うわっ、プログレだあ。
これまで色々な辺境音楽を語って来た。玉石混淆の感はあれど、自分なりに良いと思う音楽だけを取り上げて来たつもりだが、今回ばかりは分からない。この音楽は面白いのだろうか。「プログレ」という禁断の言葉とともに、私の音感は麻痺してしまう。
トルクメニスタンのジャズロックバンド、Guneshのアルバムである。ジャケットに見えるDr. John風の髭面が今回の主犯、Rishad Shafi。稀代の馬鹿テクドラマーにしてGuneshのリーダーでもある。2000年に出た本作はオリジナルアルバムではなく80年代後半の音源を集めた再発モノである。
80年代後半のトルクメニスタン・・・さすがに私の想像を絶する。
トルクメニスタンの文化史的な位置付けというのも良く分からないのだが、私の勝手な予想に反してトルコ風味もアラブ風味も感じられない。あくまでもベースはロック。その上に時折インド風味やら中華風味やらが無節操に錯綜する。時代相応に安っぽい音色と相俟って、全体のムードは適当にオリエンタル趣味を配したバリバリ変拍子のカシオペアという感じだが、それは説明になっているのだろうか。

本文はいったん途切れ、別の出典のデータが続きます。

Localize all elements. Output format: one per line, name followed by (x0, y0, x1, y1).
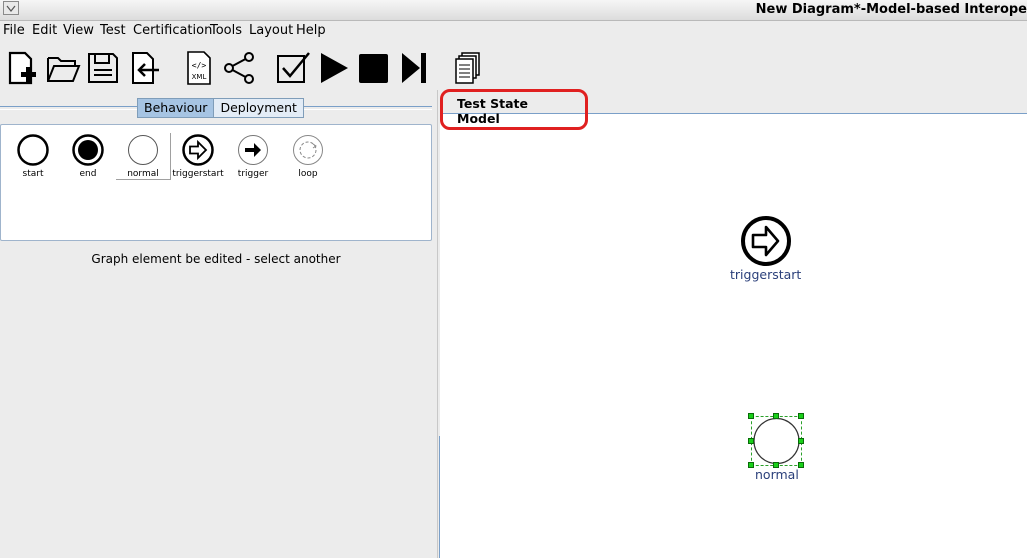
open-button[interactable] (45, 50, 81, 86)
loop-icon (293, 135, 323, 165)
open-folder-icon (47, 57, 81, 82)
palette-label: triggerstart (172, 169, 224, 179)
resize-handle[interactable] (773, 413, 779, 419)
triggerstart-node-label: triggerstart (730, 267, 802, 282)
palette-item-triggerstart[interactable]: triggerstart (171, 133, 225, 179)
normal-node-label: normal (755, 467, 799, 482)
menu-certification[interactable]: Certification (133, 23, 212, 38)
copy-icon (455, 52, 480, 84)
menu-test[interactable]: Test (100, 23, 126, 38)
resize-handle[interactable] (798, 462, 804, 468)
title-bar: New Diagram*-Model-based Interope (0, 0, 1027, 21)
window-title: New Diagram*-Model-based Interope (755, 2, 1027, 17)
svg-text:</>: </> (192, 61, 207, 70)
resize-handle[interactable] (798, 413, 804, 419)
play-icon (321, 53, 348, 83)
node-palette: start end normal triggerstart trigger lo… (0, 124, 432, 241)
triggerstart-icon (182, 134, 214, 166)
palette-item-normal[interactable]: normal (116, 133, 171, 180)
resize-handle[interactable] (748, 413, 754, 419)
menu-help[interactable]: Help (296, 23, 326, 38)
end-icon (72, 134, 104, 166)
palette-item-end[interactable]: end (61, 133, 115, 179)
xml-icon: </> XML (187, 51, 211, 85)
toolbar: </> XML (0, 46, 1027, 90)
tab-deployment[interactable]: Deployment (214, 98, 304, 118)
stop-button[interactable] (356, 50, 392, 86)
triggerstart-node[interactable] (740, 215, 792, 267)
new-diagram-button[interactable] (5, 50, 41, 86)
tab-behaviour[interactable]: Behaviour (137, 98, 215, 118)
panel-divider[interactable] (437, 90, 438, 558)
menu-view[interactable]: View (63, 23, 94, 38)
resize-handle[interactable] (748, 438, 754, 444)
copy-button[interactable] (451, 50, 487, 86)
menu-file[interactable]: File (3, 23, 25, 38)
import-button[interactable] (125, 50, 161, 86)
save-button[interactable] (85, 50, 121, 86)
window-menu-button[interactable] (3, 1, 19, 15)
menu-edit[interactable]: Edit (32, 23, 57, 38)
stop-icon (359, 54, 388, 83)
menu-tools[interactable]: Tools (210, 23, 242, 38)
palette-label: start (22, 169, 44, 179)
highlight-annotation (440, 89, 588, 130)
palette-item-start[interactable]: start (6, 133, 60, 179)
chevron-down-icon (6, 5, 16, 12)
status-message: Graph element be edited - select another (91, 252, 341, 266)
step-icon (402, 53, 426, 83)
palette-label: trigger (237, 169, 269, 179)
resize-handle[interactable] (748, 462, 754, 468)
share-icon (224, 52, 254, 84)
diagram-canvas[interactable] (440, 114, 1027, 558)
menu-layout[interactable]: Layout (249, 23, 293, 38)
selection-box (751, 416, 802, 466)
palette-label: loop (298, 169, 318, 179)
trigger-icon (238, 135, 268, 165)
palette-tabs: Behaviour Deployment (137, 98, 304, 118)
palette-item-loop[interactable]: loop (281, 133, 335, 179)
normal-state-icon (128, 135, 158, 165)
new-icon (8, 51, 36, 85)
share-button[interactable] (221, 50, 257, 86)
validate-button[interactable] (275, 50, 311, 86)
palette-label: normal (127, 169, 159, 179)
step-button[interactable] (396, 50, 432, 86)
start-icon (17, 134, 49, 166)
palette-item-trigger[interactable]: trigger (226, 133, 280, 179)
xml-label: XML (192, 73, 207, 81)
validate-icon (277, 52, 310, 83)
play-button[interactable] (316, 50, 352, 86)
import-icon (132, 52, 159, 84)
resize-handle[interactable] (798, 438, 804, 444)
palette-label: end (79, 169, 97, 179)
save-icon (88, 53, 118, 83)
export-xml-button[interactable]: </> XML (182, 50, 218, 86)
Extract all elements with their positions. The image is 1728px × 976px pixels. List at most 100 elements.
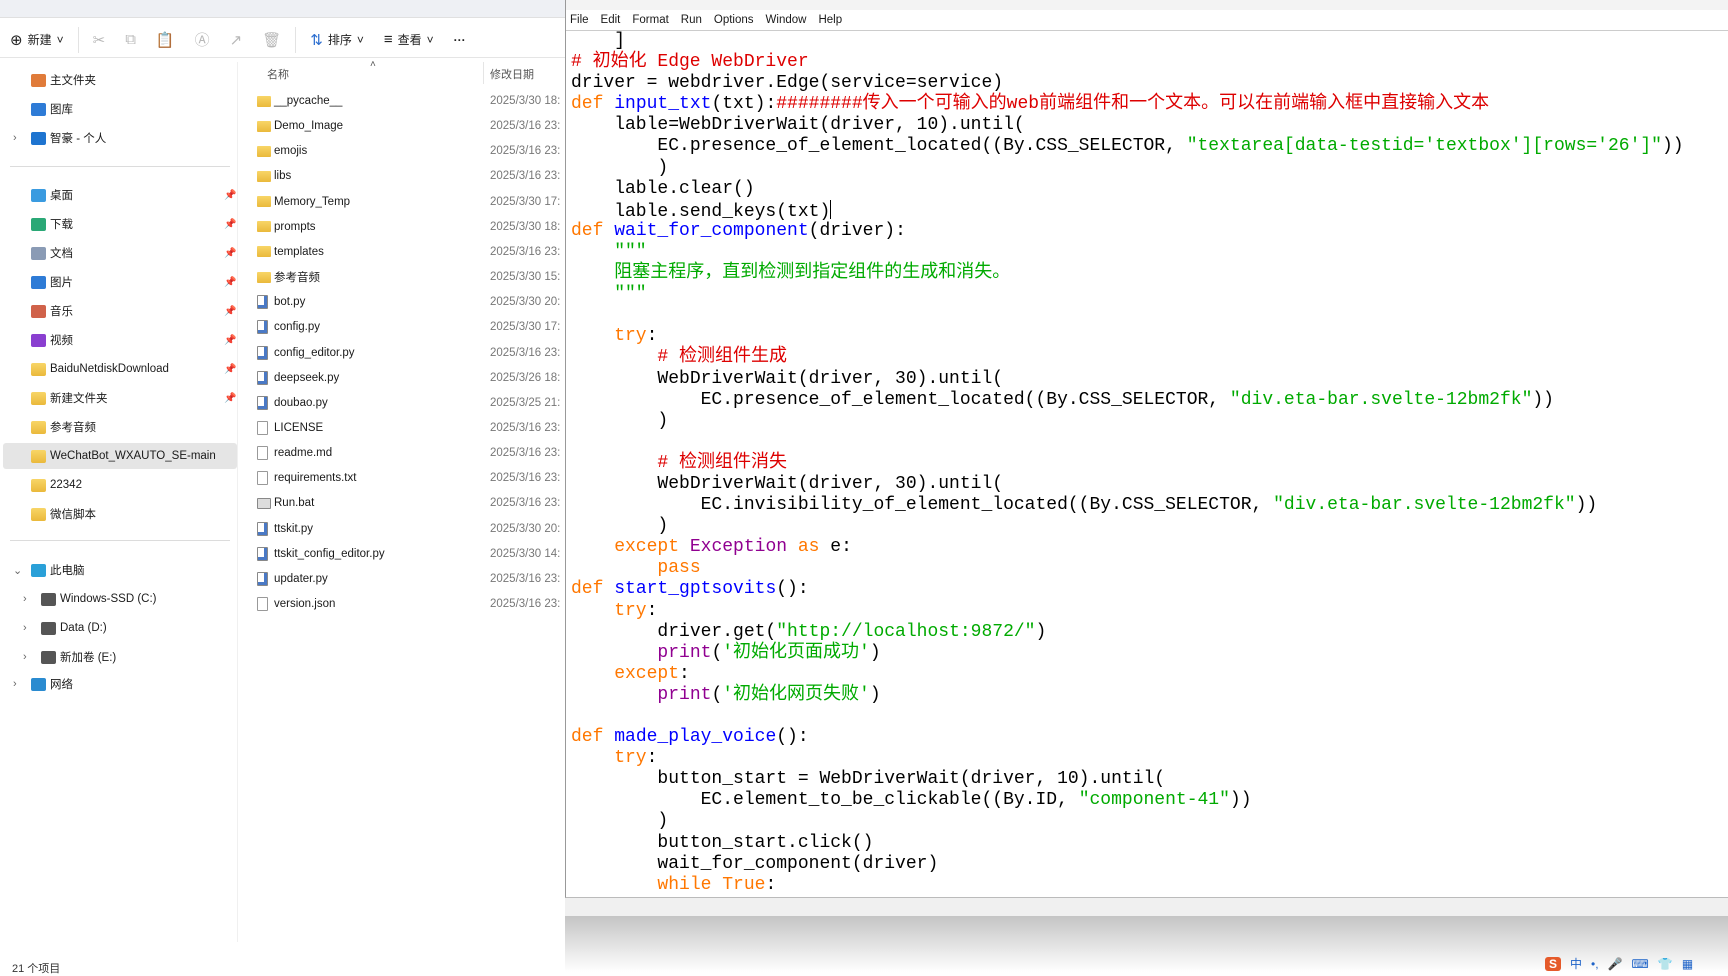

ごく稀にヴォーカルの入る部分があり(クレジットによればキーボード担当の片方が歌っている)、そこだけ妙に強烈な中央アジア感を帯びている。バイオリンや箏(みたいな何か?)の音も聞こえて来るが、これは記載が無く詳細は不明である。タブラも入っているが、この辺の匙加減に関しては憶測すら難しい。トルクメニスタンとインドは意外に近いのか、それともスパイスとして意図的に用いられているのか。
大所帯の編成でメンバーは10人。キーボード×2、ギター×2(うち一人はシタールも担当)、ベース、サックス、クラリネット、そしてパーカッションがShafiを含めた3人だ。
オフィシャルサイト(なのかどうかもよく分からない。しかも更新停止中)で聴けるこの曲がオープニング。いやあプログレですなあ。
バンドの結成は1970年。元々はヴォーカルを中心にした、もう少しトラッド色の強いバンドだったようだ。そして、このバンドが今どうなっているのかも、さっぱり分からない。Rishad Shafi本人のサイトは全てロシア語で、残念ながら私には手も足も出ない。どうやらモスクワを拠点にして活動しているらしく、今世紀に入ってからも何枚かのアルバムを出しているが、いずれも日本での入手は難しいと思われる。ちなみに本アルバムを出しているのは、Boheme Musicというレーベルだが、ジャケ裏に記載されているロシア語サイトも英語サイトも現時点では存在せず、検索しても出て来ない。既に潰れたのだろうか。
これは本アルバム所収の曲ではないが、まあだいたい感じは近い。
http://www.youtube.com/watch?v=WHEiNcVfXhg
やっぱり私には分からない。きっとやきとりさんの守備範囲だから、今度会ったら押し付けよう。
ついでに、アルバムタイトルはどういう意味なのか、誰か知ってたら教えてくれ。
検索用;Ришад Шафи И Гунеш
45° в тени
45° в тени
тень(女性名詞)
1陰、陰になった場所;影
2以下略
<例文>(温度・・・[ロシア語表記略])20°в тени. (温度は日陰では20度です)
というのが真っ先に載っていたので、日陰では○○度という言い方が、ポピュラーなのかも。
で、トルメキスタンて、ああいう気候だから、
「日陰でも、45度もあるんだぜぇー」とかいうのりでは??(≒オレ達暑いぜーー!)
(音楽もそんな感じだし^^)
あるいは、そういうことわざとか言い回しがあるのかもしれないけれど、そこまでは調べられませんでした^^;
ご参考までに。
ちなみにインナーでは「°」の記号は使われず、45 degrees in a shadow/45 градусов в тениとなっています。
それにしても日陰で45度って、どんな世界なんだろう。30度で廃人になる私はどうすれば良いのか。
このバンド、どのくらい売れたんだろう当時のトルクメニスタンで。